ビール、焼酎、日本酒、ウィスキー、ワイン等一通り揃っているが、やはりここでは日本酒だろう。コップに入った日本酒を、着物を着た別の女が運んできた。おお、こういう展開。姉ちゃんも着物の女も2人とも20代後半から30代前半くらいであり、どちらも容易に寝られるクオリティである。おっと、ここは和カフェだっけ。

女2人に囲まれて話をする。私は観光客ということになっているので、京都の名跡について話す。暫くして、常連の客が来たらしく、姉ちゃんの方は去っていった。

それから4時間は居たであろう。着物の女と京都のことや日本各地の旅行のことなど色々と話した。途中、女はその昔ここは遊郭であり、京都の遊郭で一番栄えていたと私にやや教えるにように話した。女はここが1年までちょんの間であったことは知っているのであろうか。知っていて敢えてそれには触れないのであろうか。女はどのようにしてここを知って、ここで働くことにしたのであろうか。やはり私は聞くことができない。

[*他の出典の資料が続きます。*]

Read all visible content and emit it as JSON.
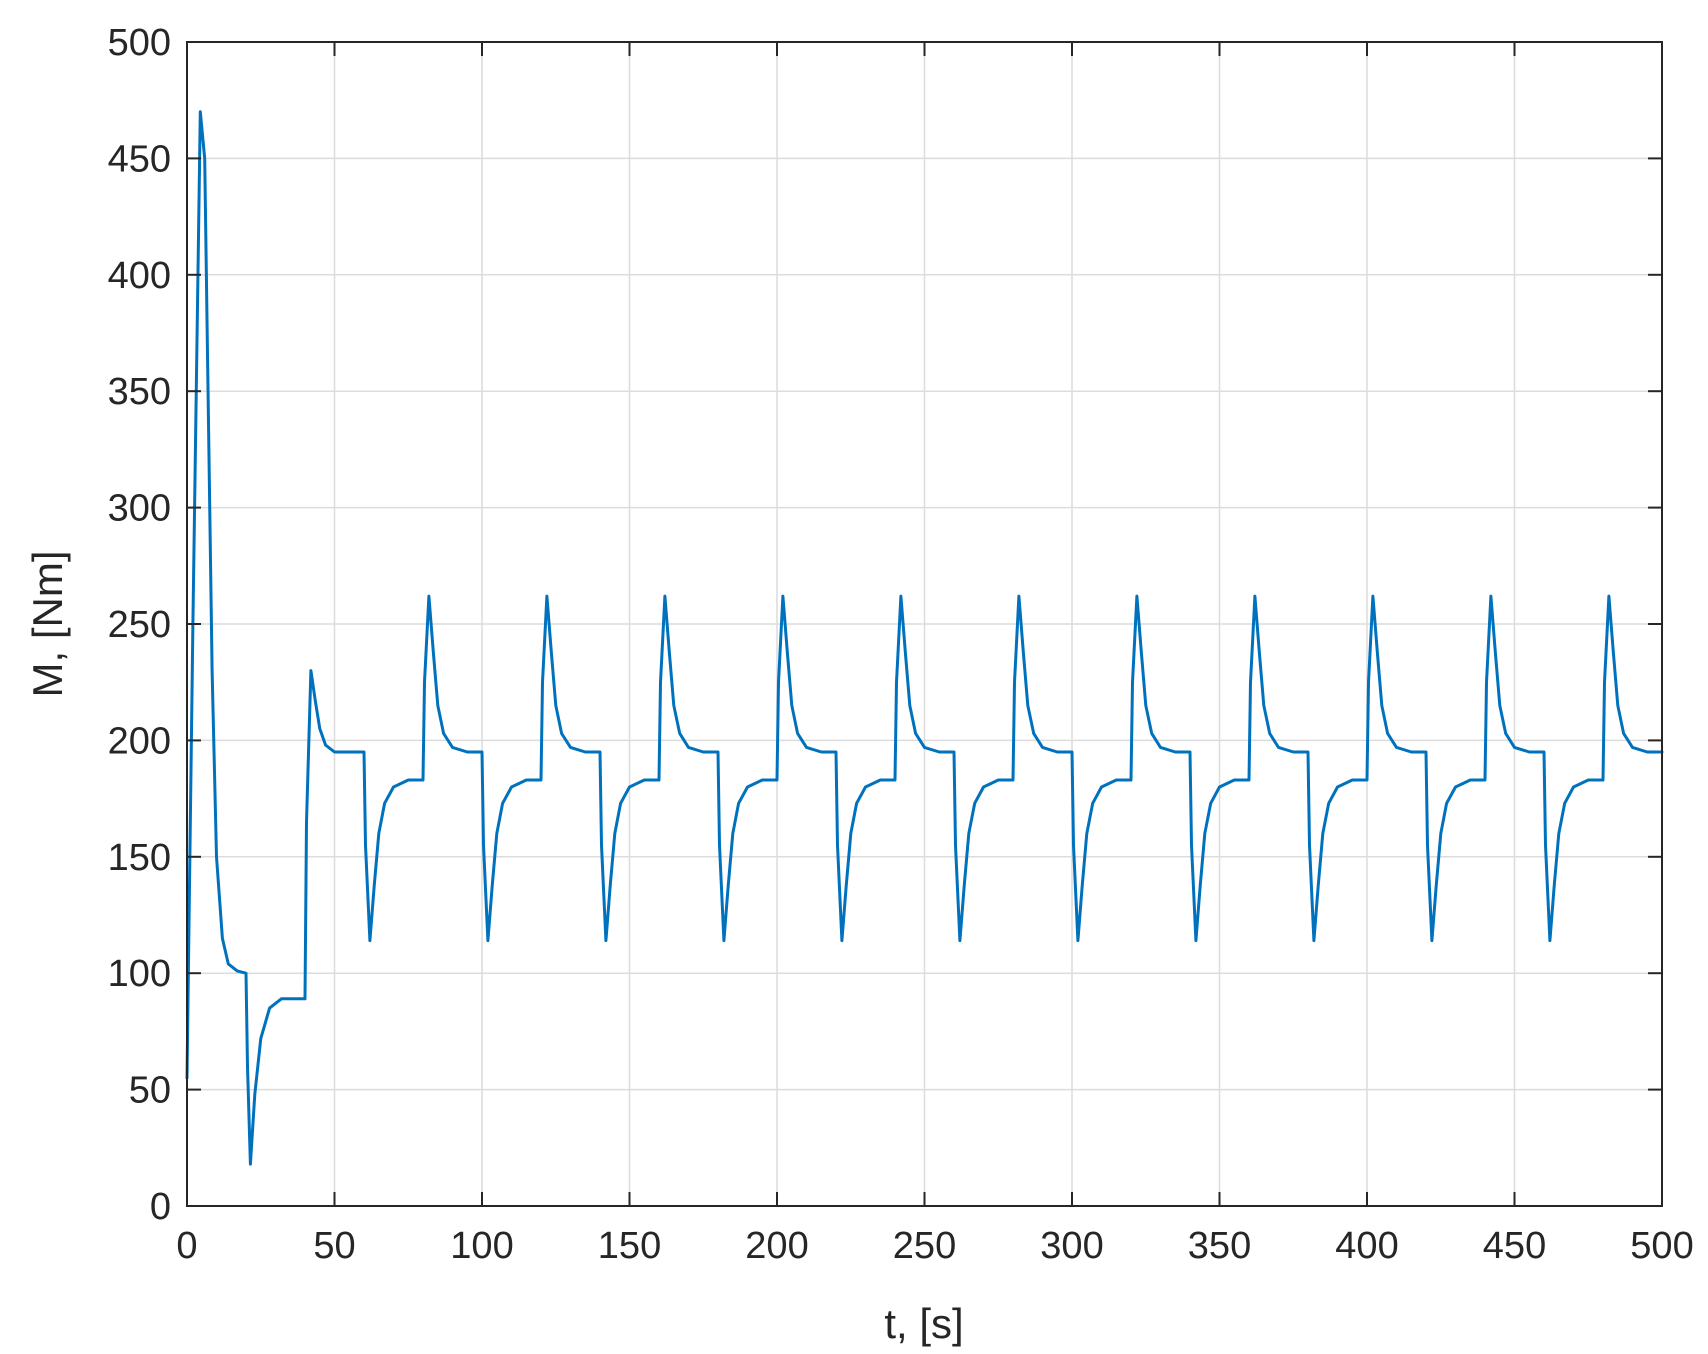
{
  "chart_data": {
    "type": "line",
    "title": "",
    "xlabel": "t, [s]",
    "ylabel": "M, [Nm]",
    "xlim": [
      0,
      500
    ],
    "ylim": [
      0,
      500
    ],
    "xticks": [
      0,
      50,
      100,
      150,
      200,
      250,
      300,
      350,
      400,
      450,
      500
    ],
    "yticks": [
      0,
      50,
      100,
      150,
      200,
      250,
      300,
      350,
      400,
      450,
      500
    ],
    "xtick_labels": [
      "0",
      "50",
      "100",
      "150",
      "200",
      "250",
      "300",
      "350",
      "400",
      "450",
      "500"
    ],
    "ytick_labels": [
      "0",
      "50",
      "100",
      "150",
      "200",
      "250",
      "300",
      "350",
      "400",
      "450",
      "500"
    ],
    "grid": true,
    "line_color": "#0072BD",
    "series": [
      {
        "x": [
          0,
          2,
          4.5,
          6,
          7,
          8.5,
          10,
          12,
          14,
          17,
          20,
          20.5,
          21.5,
          23,
          25,
          28,
          32,
          36,
          40,
          40.5,
          42,
          43.5,
          45,
          47,
          50,
          55,
          60,
          60.5,
          62,
          63.5,
          65,
          67,
          70,
          75,
          80,
          80.5,
          82,
          83.5,
          85,
          87,
          90,
          95,
          100,
          100.5,
          102,
          103.5,
          105,
          107,
          110,
          115,
          120,
          120.5,
          122,
          123.5,
          125,
          127,
          130,
          135,
          140,
          140.5,
          142,
          143.5,
          145,
          147,
          150,
          155,
          160,
          160.5,
          162,
          163.5,
          165,
          167,
          170,
          175,
          180,
          180.5,
          182,
          183.5,
          185,
          187,
          190,
          195,
          200,
          200.5,
          202,
          203.5,
          205,
          207,
          210,
          215,
          220,
          220.5,
          222,
          223.5,
          225,
          227,
          230,
          235,
          240,
          240.5,
          242,
          243.5,
          245,
          247,
          250,
          255,
          260,
          260.5,
          262,
          263.5,
          265,
          267,
          270,
          275,
          280,
          280.5,
          282,
          283.5,
          285,
          287,
          290,
          295,
          300,
          300.5,
          302,
          303.5,
          305,
          307,
          310,
          315,
          320,
          320.5,
          322,
          323.5,
          325,
          327,
          330,
          335,
          340,
          340.5,
          342,
          343.5,
          345,
          347,
          350,
          355,
          360,
          360.5,
          362,
          363.5,
          365,
          367,
          370,
          375,
          380,
          380.5,
          382,
          383.5,
          385,
          387,
          390,
          395,
          400,
          400.5,
          402,
          403.5,
          405,
          407,
          410,
          415,
          420,
          420.5,
          422,
          423.5,
          425,
          427,
          430,
          435,
          440,
          440.5,
          442,
          443.5,
          445,
          447,
          450,
          455,
          460,
          460.5,
          462,
          463.5,
          465,
          467,
          470,
          475,
          480,
          480.5,
          482,
          483.5,
          485,
          487,
          490,
          495,
          500
        ],
        "y": [
          55,
          250,
          470,
          450,
          360,
          230,
          150,
          115,
          104,
          101,
          100,
          60,
          18,
          48,
          72,
          85,
          89,
          89,
          89,
          165,
          230,
          217,
          205,
          198,
          195,
          195,
          195,
          155,
          114,
          138,
          160,
          173,
          180,
          183,
          183,
          225,
          262,
          238,
          215,
          203,
          197,
          195,
          195,
          155,
          114,
          138,
          160,
          173,
          180,
          183,
          183,
          225,
          262,
          238,
          215,
          203,
          197,
          195,
          195,
          155,
          114,
          138,
          160,
          173,
          180,
          183,
          183,
          225,
          262,
          238,
          215,
          203,
          197,
          195,
          195,
          155,
          114,
          138,
          160,
          173,
          180,
          183,
          183,
          225,
          262,
          238,
          215,
          203,
          197,
          195,
          195,
          155,
          114,
          138,
          160,
          173,
          180,
          183,
          183,
          225,
          262,
          238,
          215,
          203,
          197,
          195,
          195,
          155,
          114,
          138,
          160,
          173,
          180,
          183,
          183,
          225,
          262,
          238,
          215,
          203,
          197,
          195,
          195,
          155,
          114,
          138,
          160,
          173,
          180,
          183,
          183,
          225,
          262,
          238,
          215,
          203,
          197,
          195,
          195,
          155,
          114,
          138,
          160,
          173,
          180,
          183,
          183,
          225,
          262,
          238,
          215,
          203,
          197,
          195,
          195,
          155,
          114,
          138,
          160,
          173,
          180,
          183,
          183,
          225,
          262,
          238,
          215,
          203,
          197,
          195,
          195,
          155,
          114,
          138,
          160,
          173,
          180,
          183,
          183,
          225,
          262,
          238,
          215,
          203,
          197,
          195,
          195,
          155,
          114,
          138,
          160,
          173,
          180,
          183,
          183,
          225,
          262,
          238,
          215,
          203,
          197,
          195,
          195
        ]
      }
    ]
  }
}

他にも色々と話をしたが、もう思い出すことは出来ない。日本酒を何杯飲んだかも記憶にない。一体どのように帰る流れとなったかも分からない。恐らく閉店時間となったのであろう。

私は酒を飲んで夢か現か分からなくなる時が好きだ。自己も時間も空間も全てが溶け合わさって、蜜のように流れすぎて行くこの一時。特に今日は「後ろに柱 前に酒 左右に女 懐に金」というやつだ(柱もなければ、女も1人でしたが)。しかし、夢であれば、覚めなければならないし、現実であれば、既に覚めているのだ。一体今日は何しに来たのだっけ。

店を出ると零時を疾うに回っている。終電を逃してしまった。さあ、どうしようか。昼は春の陽気でも、夜の冷気はまだ肌にしみる。